Evangelia Randou and Ariane Labed in Attenberg (2010)

ATTENBERG

(director/writer: Athina Rachel Tsangari; cinematographer: Thimios Bakatakis; editors: Sandrine Cheyrol/Matt Johnson; cast: Ariane Labed (Marina), Vangelis Mourikis (Spyros), Evangelia Randou (Bella), Yorgos Lanthimos (the Engineer); Runtime: 95; MPAA Rating: NR; producers: Maria Hatzakou/Yorgos Lanthimos/Iraklis Mavroidis/ Athina Rachel Tsangari /Angelos Venetis; Strand Releasing; 2010-Greece-in Greek with English subtitles)

“Works somewhat as a perverse droll coming-of-age film.”
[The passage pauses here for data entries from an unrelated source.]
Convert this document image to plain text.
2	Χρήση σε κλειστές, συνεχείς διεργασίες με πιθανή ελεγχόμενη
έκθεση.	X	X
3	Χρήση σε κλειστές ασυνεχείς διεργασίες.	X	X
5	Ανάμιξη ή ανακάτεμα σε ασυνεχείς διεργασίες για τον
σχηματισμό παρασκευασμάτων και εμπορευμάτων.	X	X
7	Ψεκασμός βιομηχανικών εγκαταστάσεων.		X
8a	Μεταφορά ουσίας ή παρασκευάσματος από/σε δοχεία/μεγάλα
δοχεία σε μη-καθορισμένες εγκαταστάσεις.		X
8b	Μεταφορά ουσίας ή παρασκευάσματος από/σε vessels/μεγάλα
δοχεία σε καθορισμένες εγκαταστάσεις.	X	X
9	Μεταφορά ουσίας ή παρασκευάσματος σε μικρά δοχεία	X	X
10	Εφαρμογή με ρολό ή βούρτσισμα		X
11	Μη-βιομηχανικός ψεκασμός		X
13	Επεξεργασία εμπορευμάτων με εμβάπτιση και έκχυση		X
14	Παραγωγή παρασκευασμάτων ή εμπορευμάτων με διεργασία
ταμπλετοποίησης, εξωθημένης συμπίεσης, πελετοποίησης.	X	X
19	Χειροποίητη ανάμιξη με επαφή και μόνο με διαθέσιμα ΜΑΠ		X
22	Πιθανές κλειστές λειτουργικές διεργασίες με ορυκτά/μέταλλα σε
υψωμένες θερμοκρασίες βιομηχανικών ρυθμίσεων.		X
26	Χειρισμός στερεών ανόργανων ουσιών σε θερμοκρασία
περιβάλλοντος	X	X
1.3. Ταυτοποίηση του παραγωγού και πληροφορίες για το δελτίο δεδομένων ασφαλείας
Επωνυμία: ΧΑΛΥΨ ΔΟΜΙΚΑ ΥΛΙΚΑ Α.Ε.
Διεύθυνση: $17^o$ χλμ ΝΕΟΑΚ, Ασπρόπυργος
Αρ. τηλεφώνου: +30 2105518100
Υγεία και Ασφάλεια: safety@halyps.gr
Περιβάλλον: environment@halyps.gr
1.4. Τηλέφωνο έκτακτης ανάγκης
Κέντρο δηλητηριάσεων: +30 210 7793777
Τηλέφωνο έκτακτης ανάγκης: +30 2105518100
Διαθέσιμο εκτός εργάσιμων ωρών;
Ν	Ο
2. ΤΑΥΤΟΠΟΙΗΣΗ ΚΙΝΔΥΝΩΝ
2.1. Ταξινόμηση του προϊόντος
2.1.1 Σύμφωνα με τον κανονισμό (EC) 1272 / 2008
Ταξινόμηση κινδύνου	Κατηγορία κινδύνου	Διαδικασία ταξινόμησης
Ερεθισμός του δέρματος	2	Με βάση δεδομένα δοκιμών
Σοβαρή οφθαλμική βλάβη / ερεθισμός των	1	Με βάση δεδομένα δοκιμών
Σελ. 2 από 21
Reviewed by Dennis Schwartz

The sophomore outing of Greek filmmaker Athina Rachel Tsangari (“The Slow Business of Going”) works somewhat as a perverse droll coming-of-age film that pauses in its weirdness to slap around the Greek government planners for their lack of vision and that they couldn’t face up to the recent economic meltdown that has the country reeling. It also covers the dread of first-love for the heroine virgin girl, her dying father’s fear of being buried where worms can eat his corpse, and the obsession of killing time for the bored young heroine who spends her leisure time watching a Brit TV nature series and listening to a punk rock group named Suicide.

The 23-year-old virgin Marina (Ariane Labed) works for a taxi service andlives in a depressed backwater industrial town by the sea, and is repulsed by sex with either a man or a woman. Her best friend is the sexually active Bella (Evangelia Randou), a waitress, who teaches her how to French kiss by actual demonstrations in the hopes of settling down her aimless friend. The eccentric Marina routinely watches the nature show that’s written and narrated by Sir David Attenborough. The show has an anthropological bent, as in one show apes reveal the same sexual impulses as humans. Marina gets her kicks by imitating the animals in silly childish dance routines with Bella. The title is cutely derived from Marina’s mispronunciation of Sir David Attenborough, the star of the nature show.

Marina is pre-occupied with visiting her dying cancer-ridden dad Spyros (Vangelis Mourikis) in the hospital and listening to his funeral requests. On one visit she confides in him that she met a man, a visiting engineer (Yorgos Lanthimos, , director of Dogtooth) working on an industrial project and living in the temporary aluminum shelters her architect father designed.

With her protective dad dying, her friend not someone she feels comfortable in confiding in and her new world-weary intellectual boyfriend interested in sex, the undeveloped Marina must immediately learn how to assume adult responsibilities or else face an uncertain future (much like the Greek government).

The pic, though pleasant enough, was too overwhelmed with weirdness for me to pay its maturation lessons more attention. Offering only slight insights into human or animal nature, or the malaise in Greek society, the pic goes down as a curious cult work that should gain favor with an audience willing to accept its playfulness and idiosyncratic way of getting across its points about modern society.